UN: Expanding casino crime gangs in Asia pose threat to UK gambling

The United Nations Office on Drugs and Crime (UNODC) has highlighted that casinos in East and Southeast Asia have become the main vessels of local underground banking and money laundering syndicates to facilitate their illicit activities. 

In the report “Casinos, Money Laundering, Underground Banking, and Transnational Organized Crime in East and Southeast Asia: A Hidden, Accelerating Threat, the UNODC noted that crime groups in the region have gradually moved away from mainly relying on drug trafficking to support their organisations, undergoing a technological revolution and instead switching to operating casinos, affiliated junkets and crypto marketplaces. 

Jeremy Douglas, UNODC Regional Representative for Southeast Asia and the Pacific, commented: “Casinos and related high-cash-volume businesses have been vehicles for underground banking and money laundering for years, but the explosion of underregulated online gambling platforms and crypto exchanges has changed the game.

“Expansion of the illicit economy has required a technology-driven revolution in underground banking to allow for faster, anonymized transactions, commingling of funds and new business opportunities for organised crime. 

“The development of scalable, digitised casino- and crypto-based solutions has supercharged the criminal business environment across Southeast Asia, and particularly in the Mekong.”

The tentacles of the underground world have reached all corners of the lower Mekong River, with Myanmar, Thailand, Laos, Vietnam, and Cambodia serving as a pit stop for money laundering crime gurus due to under-regulated gambling.

“Organised crime groups have converged where they see vulnerabilities, and casinos and crypto have proven the point of least resistance,” Douglas added. 

“That said, operations against syndicates in countries including Cambodia and the Philippines have caused a partial displacement, and we have seen criminals moving infrastructure into other places where they see opportunity — basically where they expect they will be able to take advantage and not be held to account, to remote and border areas of the Mekong, and recently elsewhere.”

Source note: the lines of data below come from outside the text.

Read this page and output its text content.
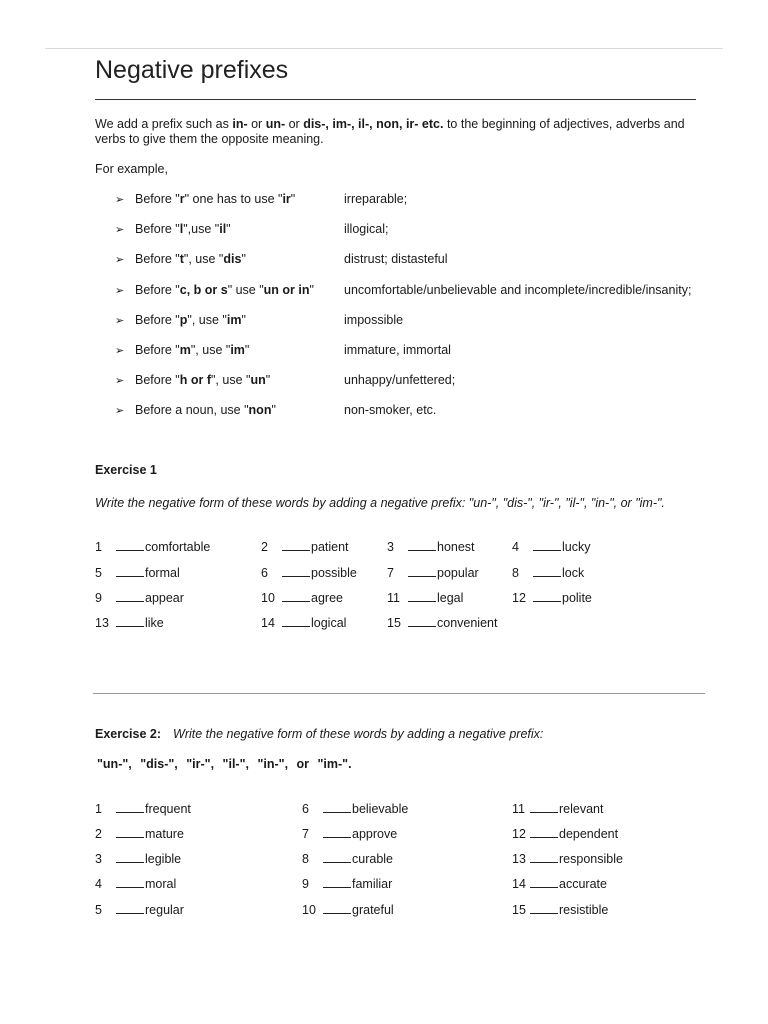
Negative prefixes
We add a prefix such as in- or un- or dis-, im-, il-, non, ir- etc. to the beginning of adjectives, adverbs and verbs to give them the opposite meaning.
For example,
➢ Before "r" one has to use "ir"	irreparable;
➢ Before "l",use "il"	illogical;
➢ Before "t", use "dis"	distrust; distasteful
➢ Before "c, b or s" use "un or in" uncomfortable/unbelievable and incomplete/incredible/insanity;
➢ Before "p", use "im"	impossible
➢ Before "m", use "im"	immature, immortal
➢ Before "h or f", use "un"	unhappy/unfettered;
➢ Before a noun, use "non"	non-smoker, etc.
Exercise 1
Write the negative form of these words by adding a negative prefix: "un-", "dis-", "ir-", "il-", "in-", or "im-".
1	comfortable	2	patient	3	honest	4	lucky
5	formal	6	possible 7	popular	8	lock
9	appear	10	agree	11	legal	12	polite
13	like	14	logical	15	convenient
Exercise 2: Write the negative form of these words by adding a negative prefix:
"un-", "dis-", "ir-", "il-", "in-", or "im-".
1	frequent	6	believable	11	relevant
2	mature	7	approve	12	dependent
3	legible	8	curable	13	responsible
4	moral	9	familiar	14	accurate
5	regular	10	grateful	15	resistible
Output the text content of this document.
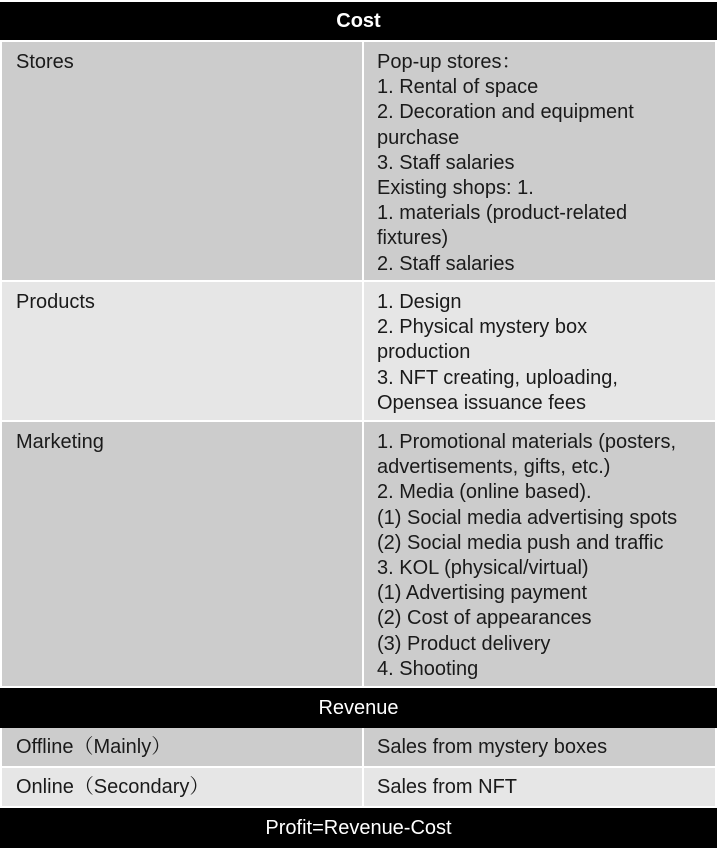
Cost
Stores	Pop-up stores：
1. Rental of space
2. Decoration and equipment
purchase
3. Staff salaries
Existing shops: 1.
1. materials (product-related
fixtures)
2. Staff salaries
Products	1. Design
2. Physical mystery box
production
3. NFT creating, uploading,
Opensea issuance fees
Marketing	1. Promotional materials (posters,
advertisements, gifts, etc.)
2. Media (online based).
(1) Social media advertising spots
(2) Social media push and traffic
3. KOL (physical/virtual)
(1) Advertising payment
(2) Cost of appearances
(3) Product delivery
4. Shooting
Revenue
Offline（Mainly）	Sales from mystery boxes
Online（Secondary）	Sales from NFT
Profit=Revenue-Cost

According to the UNODC, the diversification in the business portfolios of local crime bosses has attracted countless new investors and networks, resulting in an illicit economy times bigger than the GDP of the countries it has latched onto. 

Official estimates show that by early 2022, Southeast Asia boasted more than 340 licensed and unlicensed land-based casinos, which have also incorporated online due to the appeal of live-dealer streaming and proxy betting services. 

The Asia Pacific is being touted as the leader in the global growth of online gambling, with a projected 37% share between 2022 and 2026 of the total US $205bn expected by 2030. 

Benedikt Hofmann, UNODC Deputy Regional Representative, commented: “It’s clear that the gap between organised crime and enforcement authorities is widening quickly. If the region fails to address this criminal landscape the consequences will be seen in Southeast Asia and beyond as criminals look to reinvest profits and innovate operations.

“We trust the report will prove as a useful reference for deeper engagement between countries in Southeast Asia, UNODC, and international partners. At this point, we are just scratching the surface.”

One of the cases examined in the paper – that of Alvin Chau Cheok-wa – is closely linked to the UK. 

Chau was recently sentenced to 18 years in prison by Chinese authorities after being tried for more than 100 charges relating to facilitating illegal bets through his Macau-based Suncity junket – at one time the world’s biggest junket operator. 

After Chau’s sentencing, members of the British Parliament voiced their concerns over a white-label company registered in the Isle of Man, which UNODC suggests was, at some point, controlled by Chau and his Suncity Group. 

Several offshore operators targeting Asian markets where gambling is illegal have managed to secure a UK gaming licence through the white-label company, including 138.com – a firm with links to Chau as suggested by the UNODC which in 2013 managed to secure a partnership with Newcastle United.

In April 2023, the unnamed business was issued a £316,250 fine by the UK Gambling Commission over AML and social responsibility failures.